Bozdağ, DEAŞ terör örgütü ile en etkin ve en samimi mücadele eden tek ülkenin Türkiye olduğunu söyledi. Koalisyonda yer alan 66 ülkenin bomba yağdırmasına rağmen DEAŞ'ın hala varlığını sürdürdüğüne dikkati çeken Bozdağ, "Nasıl oluyor bu iş böyle? 4-5 yıllık mazisi olan terör örgütü, Amerika'dan Avustralya'ya, Kanada'dan Almanya'ya dünyanın 150 civarında ülkesinden teröristleri ölmek ve öldürmek üzere Suriye'ye gelmeye nasıl ikna edebilir?” dedi. Bozdağ, DEAŞ terör örgütünün proje bir terör örgütü olduğuna işaret ederek şunları kaydetti: "O projenin tahakkuku için o arazilerde dolanıyor, proje tahakkuk ettiği zaman o projeyi projelendirenler fişini çekecektir. Ama buna karşı en etkin mücadeleyi Türkiye yapıyor. Neden bu Türkiye'nin düşmanıdır, hem Türk milletinin düşmanıdır hem dinimiz olan İslam'ın düşmanıdır, Kur'an'ın düşmanıdır, Peygamberimizin düşmanıdır?
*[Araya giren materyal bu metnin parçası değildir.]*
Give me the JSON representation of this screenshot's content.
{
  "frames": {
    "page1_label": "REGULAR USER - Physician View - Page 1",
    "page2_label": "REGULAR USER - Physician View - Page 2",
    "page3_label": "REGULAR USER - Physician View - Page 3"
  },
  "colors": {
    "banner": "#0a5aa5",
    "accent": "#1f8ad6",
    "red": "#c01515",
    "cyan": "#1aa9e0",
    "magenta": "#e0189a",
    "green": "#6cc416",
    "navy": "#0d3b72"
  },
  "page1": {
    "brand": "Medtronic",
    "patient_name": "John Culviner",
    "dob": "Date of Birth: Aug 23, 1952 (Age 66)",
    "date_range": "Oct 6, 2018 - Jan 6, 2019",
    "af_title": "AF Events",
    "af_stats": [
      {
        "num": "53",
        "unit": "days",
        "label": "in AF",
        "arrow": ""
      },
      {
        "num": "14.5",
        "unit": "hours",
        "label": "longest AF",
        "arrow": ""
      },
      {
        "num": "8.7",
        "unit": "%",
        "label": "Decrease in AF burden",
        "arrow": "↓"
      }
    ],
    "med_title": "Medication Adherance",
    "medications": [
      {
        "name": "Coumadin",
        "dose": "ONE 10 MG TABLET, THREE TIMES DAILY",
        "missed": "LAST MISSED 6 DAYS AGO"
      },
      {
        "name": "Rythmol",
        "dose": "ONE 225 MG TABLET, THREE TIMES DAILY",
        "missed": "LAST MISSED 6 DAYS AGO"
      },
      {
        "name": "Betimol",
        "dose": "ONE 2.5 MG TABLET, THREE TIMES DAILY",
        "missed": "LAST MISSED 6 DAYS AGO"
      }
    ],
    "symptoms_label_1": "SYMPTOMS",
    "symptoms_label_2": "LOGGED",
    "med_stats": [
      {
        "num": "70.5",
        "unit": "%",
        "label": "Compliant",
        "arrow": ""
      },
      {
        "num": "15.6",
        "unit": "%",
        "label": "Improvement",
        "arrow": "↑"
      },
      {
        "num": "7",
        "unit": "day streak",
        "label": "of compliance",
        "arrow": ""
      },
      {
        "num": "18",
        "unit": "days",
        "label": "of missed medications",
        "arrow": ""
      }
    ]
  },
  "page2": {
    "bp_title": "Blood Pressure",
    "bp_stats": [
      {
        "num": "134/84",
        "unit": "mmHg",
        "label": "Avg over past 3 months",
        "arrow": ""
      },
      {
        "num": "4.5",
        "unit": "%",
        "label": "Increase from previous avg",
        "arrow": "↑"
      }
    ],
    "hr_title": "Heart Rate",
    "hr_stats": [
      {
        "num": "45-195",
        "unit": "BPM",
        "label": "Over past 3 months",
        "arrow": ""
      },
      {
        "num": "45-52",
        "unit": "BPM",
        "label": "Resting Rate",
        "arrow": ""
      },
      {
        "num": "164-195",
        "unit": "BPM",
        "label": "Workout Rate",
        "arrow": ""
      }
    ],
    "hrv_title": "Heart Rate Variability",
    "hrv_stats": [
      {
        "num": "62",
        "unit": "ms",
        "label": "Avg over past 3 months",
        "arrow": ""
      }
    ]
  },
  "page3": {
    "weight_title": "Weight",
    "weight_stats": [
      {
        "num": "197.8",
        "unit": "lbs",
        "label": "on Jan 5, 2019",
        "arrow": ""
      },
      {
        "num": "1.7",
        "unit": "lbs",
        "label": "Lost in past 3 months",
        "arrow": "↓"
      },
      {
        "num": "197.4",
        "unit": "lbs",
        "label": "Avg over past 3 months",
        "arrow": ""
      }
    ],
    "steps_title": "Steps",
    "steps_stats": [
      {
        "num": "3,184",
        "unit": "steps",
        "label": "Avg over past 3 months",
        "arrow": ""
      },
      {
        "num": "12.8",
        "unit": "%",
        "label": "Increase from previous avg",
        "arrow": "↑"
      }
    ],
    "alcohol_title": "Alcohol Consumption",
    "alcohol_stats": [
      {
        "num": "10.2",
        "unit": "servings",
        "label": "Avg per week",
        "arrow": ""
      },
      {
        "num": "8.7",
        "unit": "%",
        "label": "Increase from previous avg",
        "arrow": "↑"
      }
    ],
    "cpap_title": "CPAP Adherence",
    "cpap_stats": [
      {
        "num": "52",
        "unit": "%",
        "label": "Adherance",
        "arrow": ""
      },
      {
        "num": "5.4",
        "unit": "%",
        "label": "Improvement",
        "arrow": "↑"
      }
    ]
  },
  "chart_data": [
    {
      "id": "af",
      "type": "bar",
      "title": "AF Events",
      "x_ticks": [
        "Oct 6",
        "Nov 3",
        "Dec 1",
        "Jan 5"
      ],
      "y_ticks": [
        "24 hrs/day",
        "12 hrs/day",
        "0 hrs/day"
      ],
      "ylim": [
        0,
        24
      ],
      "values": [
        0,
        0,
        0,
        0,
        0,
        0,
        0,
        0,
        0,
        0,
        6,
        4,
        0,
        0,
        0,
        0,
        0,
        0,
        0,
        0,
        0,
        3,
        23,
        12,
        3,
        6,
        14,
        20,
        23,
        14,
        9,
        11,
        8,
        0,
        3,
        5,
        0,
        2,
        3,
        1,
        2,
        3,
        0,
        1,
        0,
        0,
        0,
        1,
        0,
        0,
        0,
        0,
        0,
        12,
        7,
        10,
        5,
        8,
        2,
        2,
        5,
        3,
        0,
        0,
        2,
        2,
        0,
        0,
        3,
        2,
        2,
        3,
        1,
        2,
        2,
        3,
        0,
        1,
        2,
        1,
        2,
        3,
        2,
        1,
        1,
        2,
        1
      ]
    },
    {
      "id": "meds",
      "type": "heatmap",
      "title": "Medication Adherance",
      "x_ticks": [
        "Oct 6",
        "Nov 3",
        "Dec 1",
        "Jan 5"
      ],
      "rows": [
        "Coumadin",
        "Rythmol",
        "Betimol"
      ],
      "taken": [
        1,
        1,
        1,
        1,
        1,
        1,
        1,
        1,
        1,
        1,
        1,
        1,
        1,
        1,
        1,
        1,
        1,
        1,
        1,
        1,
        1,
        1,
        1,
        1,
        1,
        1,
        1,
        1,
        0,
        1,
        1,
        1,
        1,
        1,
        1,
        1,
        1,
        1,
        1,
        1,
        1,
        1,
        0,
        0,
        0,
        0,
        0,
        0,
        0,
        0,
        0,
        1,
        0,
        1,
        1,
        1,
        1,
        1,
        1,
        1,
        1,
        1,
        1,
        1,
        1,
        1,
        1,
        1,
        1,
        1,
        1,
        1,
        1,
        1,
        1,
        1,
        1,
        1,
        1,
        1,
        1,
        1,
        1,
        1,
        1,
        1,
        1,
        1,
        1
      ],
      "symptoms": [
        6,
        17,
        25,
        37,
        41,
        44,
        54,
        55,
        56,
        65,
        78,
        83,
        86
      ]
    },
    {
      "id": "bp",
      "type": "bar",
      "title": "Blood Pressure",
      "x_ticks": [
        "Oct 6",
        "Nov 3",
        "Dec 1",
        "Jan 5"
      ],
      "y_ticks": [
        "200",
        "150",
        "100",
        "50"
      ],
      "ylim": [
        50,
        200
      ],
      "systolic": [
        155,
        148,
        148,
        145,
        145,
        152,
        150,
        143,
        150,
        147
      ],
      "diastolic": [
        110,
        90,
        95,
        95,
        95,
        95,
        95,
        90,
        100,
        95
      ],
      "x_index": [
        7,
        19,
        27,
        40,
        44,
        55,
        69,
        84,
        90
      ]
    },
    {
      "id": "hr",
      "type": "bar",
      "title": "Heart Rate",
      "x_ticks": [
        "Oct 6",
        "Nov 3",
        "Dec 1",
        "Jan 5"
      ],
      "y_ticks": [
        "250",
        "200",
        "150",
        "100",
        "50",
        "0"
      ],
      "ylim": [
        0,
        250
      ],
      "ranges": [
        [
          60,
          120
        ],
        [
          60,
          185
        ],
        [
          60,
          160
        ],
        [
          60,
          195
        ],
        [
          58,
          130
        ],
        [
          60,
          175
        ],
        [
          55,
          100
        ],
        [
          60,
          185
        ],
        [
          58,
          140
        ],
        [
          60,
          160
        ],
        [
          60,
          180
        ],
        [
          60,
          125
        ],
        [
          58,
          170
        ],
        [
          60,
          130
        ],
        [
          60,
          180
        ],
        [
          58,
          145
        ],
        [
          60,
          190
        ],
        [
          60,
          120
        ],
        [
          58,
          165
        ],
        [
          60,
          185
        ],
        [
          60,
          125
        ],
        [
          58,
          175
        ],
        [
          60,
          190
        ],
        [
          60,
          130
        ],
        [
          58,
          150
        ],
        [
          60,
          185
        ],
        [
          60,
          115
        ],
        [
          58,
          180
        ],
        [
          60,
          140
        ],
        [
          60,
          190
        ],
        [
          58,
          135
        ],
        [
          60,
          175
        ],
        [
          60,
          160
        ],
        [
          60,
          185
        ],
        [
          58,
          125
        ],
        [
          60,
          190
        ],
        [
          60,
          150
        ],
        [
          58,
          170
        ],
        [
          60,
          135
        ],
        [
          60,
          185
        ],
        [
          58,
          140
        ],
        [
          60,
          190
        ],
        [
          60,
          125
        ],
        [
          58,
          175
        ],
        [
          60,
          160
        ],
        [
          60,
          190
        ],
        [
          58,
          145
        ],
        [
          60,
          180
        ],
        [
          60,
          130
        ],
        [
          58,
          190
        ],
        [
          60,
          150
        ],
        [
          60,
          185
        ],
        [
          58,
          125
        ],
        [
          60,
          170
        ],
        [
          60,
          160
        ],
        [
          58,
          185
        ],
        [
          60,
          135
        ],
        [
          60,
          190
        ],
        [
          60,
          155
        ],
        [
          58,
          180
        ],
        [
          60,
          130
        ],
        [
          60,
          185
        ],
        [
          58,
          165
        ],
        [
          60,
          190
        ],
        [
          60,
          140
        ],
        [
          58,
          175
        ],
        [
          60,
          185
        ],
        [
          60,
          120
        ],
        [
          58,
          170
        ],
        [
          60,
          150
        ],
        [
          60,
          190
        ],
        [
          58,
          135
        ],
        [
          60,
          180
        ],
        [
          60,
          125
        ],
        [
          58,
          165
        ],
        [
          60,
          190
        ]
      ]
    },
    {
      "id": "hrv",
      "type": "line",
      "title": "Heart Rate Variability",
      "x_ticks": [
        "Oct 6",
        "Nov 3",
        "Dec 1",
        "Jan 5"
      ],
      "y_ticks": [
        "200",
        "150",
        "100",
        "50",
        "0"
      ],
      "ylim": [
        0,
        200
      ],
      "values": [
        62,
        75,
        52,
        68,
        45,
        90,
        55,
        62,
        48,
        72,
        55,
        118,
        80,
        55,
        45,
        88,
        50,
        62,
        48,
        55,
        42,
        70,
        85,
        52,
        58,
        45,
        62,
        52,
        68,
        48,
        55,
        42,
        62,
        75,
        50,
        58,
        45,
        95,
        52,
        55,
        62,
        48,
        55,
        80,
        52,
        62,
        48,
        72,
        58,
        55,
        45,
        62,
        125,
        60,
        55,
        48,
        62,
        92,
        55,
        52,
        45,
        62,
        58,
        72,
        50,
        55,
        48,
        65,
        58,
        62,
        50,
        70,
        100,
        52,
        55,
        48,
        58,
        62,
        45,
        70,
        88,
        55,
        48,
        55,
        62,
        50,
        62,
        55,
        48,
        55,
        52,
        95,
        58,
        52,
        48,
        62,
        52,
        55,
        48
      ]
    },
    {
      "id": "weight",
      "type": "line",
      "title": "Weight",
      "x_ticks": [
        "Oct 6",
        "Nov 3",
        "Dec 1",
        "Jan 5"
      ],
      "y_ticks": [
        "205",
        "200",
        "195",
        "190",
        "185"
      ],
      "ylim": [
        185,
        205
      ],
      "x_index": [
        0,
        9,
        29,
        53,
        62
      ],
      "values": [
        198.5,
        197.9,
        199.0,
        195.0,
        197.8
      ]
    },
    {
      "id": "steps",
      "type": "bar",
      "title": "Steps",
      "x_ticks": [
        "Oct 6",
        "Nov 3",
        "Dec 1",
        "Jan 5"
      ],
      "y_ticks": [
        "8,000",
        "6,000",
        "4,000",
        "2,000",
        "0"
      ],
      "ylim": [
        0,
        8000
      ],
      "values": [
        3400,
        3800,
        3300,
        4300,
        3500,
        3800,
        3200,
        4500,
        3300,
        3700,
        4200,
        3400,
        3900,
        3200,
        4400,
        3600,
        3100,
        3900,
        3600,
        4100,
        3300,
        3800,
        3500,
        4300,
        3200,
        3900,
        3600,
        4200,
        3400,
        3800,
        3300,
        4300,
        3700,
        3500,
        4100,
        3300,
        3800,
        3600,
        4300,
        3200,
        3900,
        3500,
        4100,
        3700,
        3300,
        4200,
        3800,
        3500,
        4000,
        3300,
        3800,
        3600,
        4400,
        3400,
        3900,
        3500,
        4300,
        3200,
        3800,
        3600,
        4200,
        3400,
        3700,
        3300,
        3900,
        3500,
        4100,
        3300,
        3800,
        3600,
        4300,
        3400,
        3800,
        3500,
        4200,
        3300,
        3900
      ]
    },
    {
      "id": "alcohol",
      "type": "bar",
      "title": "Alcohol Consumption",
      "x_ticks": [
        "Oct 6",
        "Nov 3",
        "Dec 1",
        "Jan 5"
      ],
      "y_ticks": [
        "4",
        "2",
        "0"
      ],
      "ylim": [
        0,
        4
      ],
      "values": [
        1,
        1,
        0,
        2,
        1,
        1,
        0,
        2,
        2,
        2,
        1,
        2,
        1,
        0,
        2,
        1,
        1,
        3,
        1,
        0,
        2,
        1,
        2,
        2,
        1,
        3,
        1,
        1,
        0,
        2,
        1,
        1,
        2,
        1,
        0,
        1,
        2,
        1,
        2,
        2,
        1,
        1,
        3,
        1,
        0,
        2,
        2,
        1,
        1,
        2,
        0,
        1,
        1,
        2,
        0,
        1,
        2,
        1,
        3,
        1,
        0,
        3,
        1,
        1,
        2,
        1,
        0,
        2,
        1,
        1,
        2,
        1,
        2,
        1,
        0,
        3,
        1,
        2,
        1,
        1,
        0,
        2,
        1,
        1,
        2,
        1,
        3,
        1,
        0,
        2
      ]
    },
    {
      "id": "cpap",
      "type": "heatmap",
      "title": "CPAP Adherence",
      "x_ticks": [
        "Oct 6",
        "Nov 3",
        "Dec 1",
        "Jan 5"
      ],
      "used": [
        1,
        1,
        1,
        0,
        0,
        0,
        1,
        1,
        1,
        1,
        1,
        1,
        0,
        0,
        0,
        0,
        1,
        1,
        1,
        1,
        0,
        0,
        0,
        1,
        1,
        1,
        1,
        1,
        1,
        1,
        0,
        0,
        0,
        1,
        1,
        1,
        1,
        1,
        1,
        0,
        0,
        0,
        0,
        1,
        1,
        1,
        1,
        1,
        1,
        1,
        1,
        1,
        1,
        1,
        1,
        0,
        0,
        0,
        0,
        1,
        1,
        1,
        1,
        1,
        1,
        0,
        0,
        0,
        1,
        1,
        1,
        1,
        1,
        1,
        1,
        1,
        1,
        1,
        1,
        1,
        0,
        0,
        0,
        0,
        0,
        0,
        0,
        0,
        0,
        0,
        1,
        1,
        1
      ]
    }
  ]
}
Müslümanları öldürüyor, İslam'a ve Müslümanlara da en büyük zararı veriyor. Onun için biz bunun karşısında ülkemiz ve milletimiz aleyhine bütün bu faaliyetleri nedeniyle ta başından beri net durduk. Etkin bir mücadele ortaya koyduk."

Bozdağ, terör örgütü üyelerini devletin içinden arındırmanın titizlikle yapıldığını ve yapılacağını ifade ederek şunları söyledi: "Devletine, milletine sadakati olmayan yapının, kişinin devlet ve millet yapısı içinde yer alması doğru değil. Başka yerlerde çalışabilir ama birtakım terör örgütlerin talimatlarıyla hemen kendisini bambaşka bir noktaya çeken birisinin bu devlete faydası yok."